「アメリカにおける補完代替医療の復興と移民、針治療を事例として」という藤重仁子氏の論文を引用します。
『1970年代以降、アメリカでは補完代替医療の人気が高まっている。CAM (complementary and alternative medicine)とは「非正統医学(unconventional medicine)すなわち「正統派医学」(conventional medicine)とされる西洋医学の枠外にある医療の総称である。特に1990年以降は国立衛生研究所内にCAMの研究センターが設置設立されるほど研究も進んでおり、さらに、西洋医学とCAMを融合させ、患者中心の全人的治療を重視する「統合医療」も推進されてきている。

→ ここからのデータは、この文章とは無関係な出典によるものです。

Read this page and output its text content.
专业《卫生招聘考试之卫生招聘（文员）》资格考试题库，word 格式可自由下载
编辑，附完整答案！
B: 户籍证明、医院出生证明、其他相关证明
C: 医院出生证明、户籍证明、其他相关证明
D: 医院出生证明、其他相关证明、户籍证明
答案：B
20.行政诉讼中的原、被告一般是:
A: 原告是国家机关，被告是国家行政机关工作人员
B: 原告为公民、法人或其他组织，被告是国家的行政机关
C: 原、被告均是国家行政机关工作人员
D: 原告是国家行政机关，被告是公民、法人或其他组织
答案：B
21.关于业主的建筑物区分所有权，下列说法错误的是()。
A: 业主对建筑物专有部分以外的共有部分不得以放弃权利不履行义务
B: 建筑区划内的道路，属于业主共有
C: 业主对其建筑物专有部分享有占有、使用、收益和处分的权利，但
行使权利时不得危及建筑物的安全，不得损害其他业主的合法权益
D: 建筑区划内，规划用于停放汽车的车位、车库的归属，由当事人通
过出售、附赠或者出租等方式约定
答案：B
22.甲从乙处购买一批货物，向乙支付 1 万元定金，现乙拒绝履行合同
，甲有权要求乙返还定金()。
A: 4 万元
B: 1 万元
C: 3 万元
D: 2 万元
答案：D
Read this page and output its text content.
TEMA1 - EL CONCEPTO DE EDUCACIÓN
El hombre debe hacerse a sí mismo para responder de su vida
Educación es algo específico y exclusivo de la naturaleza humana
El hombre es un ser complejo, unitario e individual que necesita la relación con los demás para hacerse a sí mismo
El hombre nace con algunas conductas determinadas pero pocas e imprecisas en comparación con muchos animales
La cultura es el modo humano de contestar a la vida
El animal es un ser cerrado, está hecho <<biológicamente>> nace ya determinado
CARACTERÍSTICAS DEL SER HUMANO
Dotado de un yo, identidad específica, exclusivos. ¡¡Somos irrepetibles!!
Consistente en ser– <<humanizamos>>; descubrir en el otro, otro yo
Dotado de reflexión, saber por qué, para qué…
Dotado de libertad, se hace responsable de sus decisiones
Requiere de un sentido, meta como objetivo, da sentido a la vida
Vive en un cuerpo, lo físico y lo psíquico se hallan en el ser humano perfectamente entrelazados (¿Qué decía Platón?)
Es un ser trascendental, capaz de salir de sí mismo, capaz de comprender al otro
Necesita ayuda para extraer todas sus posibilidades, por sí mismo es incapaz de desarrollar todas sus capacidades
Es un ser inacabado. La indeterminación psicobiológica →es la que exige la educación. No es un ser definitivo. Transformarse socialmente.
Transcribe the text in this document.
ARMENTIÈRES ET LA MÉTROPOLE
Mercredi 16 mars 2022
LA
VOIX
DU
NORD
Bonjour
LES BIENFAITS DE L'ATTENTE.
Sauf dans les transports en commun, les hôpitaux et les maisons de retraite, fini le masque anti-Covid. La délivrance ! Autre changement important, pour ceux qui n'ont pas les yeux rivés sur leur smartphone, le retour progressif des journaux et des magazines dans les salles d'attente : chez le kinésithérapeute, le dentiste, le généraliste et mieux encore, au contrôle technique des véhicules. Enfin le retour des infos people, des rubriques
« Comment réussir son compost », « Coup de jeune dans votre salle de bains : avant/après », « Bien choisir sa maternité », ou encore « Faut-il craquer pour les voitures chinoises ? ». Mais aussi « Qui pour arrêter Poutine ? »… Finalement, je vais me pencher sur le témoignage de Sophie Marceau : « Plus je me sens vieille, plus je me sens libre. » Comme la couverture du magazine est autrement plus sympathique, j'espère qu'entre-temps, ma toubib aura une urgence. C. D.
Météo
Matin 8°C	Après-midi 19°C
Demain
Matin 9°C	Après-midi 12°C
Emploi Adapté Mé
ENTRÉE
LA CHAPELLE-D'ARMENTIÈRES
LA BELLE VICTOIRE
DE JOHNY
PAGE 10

CAMはもはや「代替」医療ではなく、「統合」されるべき医療であると言う認識意識が高まりつつあると言える。』
この冒頭で始まる論文では、アメリカの高収入、高学歴の人々が、「正統派医学」推進のアメリカ医師会の主張を受け入れず、CAMの治療を受ける実態を明かしてくれています。CAMの中でも鍼治療の役割は大きくなっています。
1993年ハーバード大学のデビット、アイゼンバーグ博士(鍼治療研究者)が権威のある医学、雑誌(New England Journal of medicine)で発表した記事には、アメリカ市民の約34%が過去1年間にCAMを利用したとあります。30年前で34%ですから、現在では50%以上の利用はあると推測されます。日本との差は歴然としています。
鍼灸がこれだけアメリカで認められているということは、日本に逆輸入することは分かっています。それを少しでも早くしたいものです。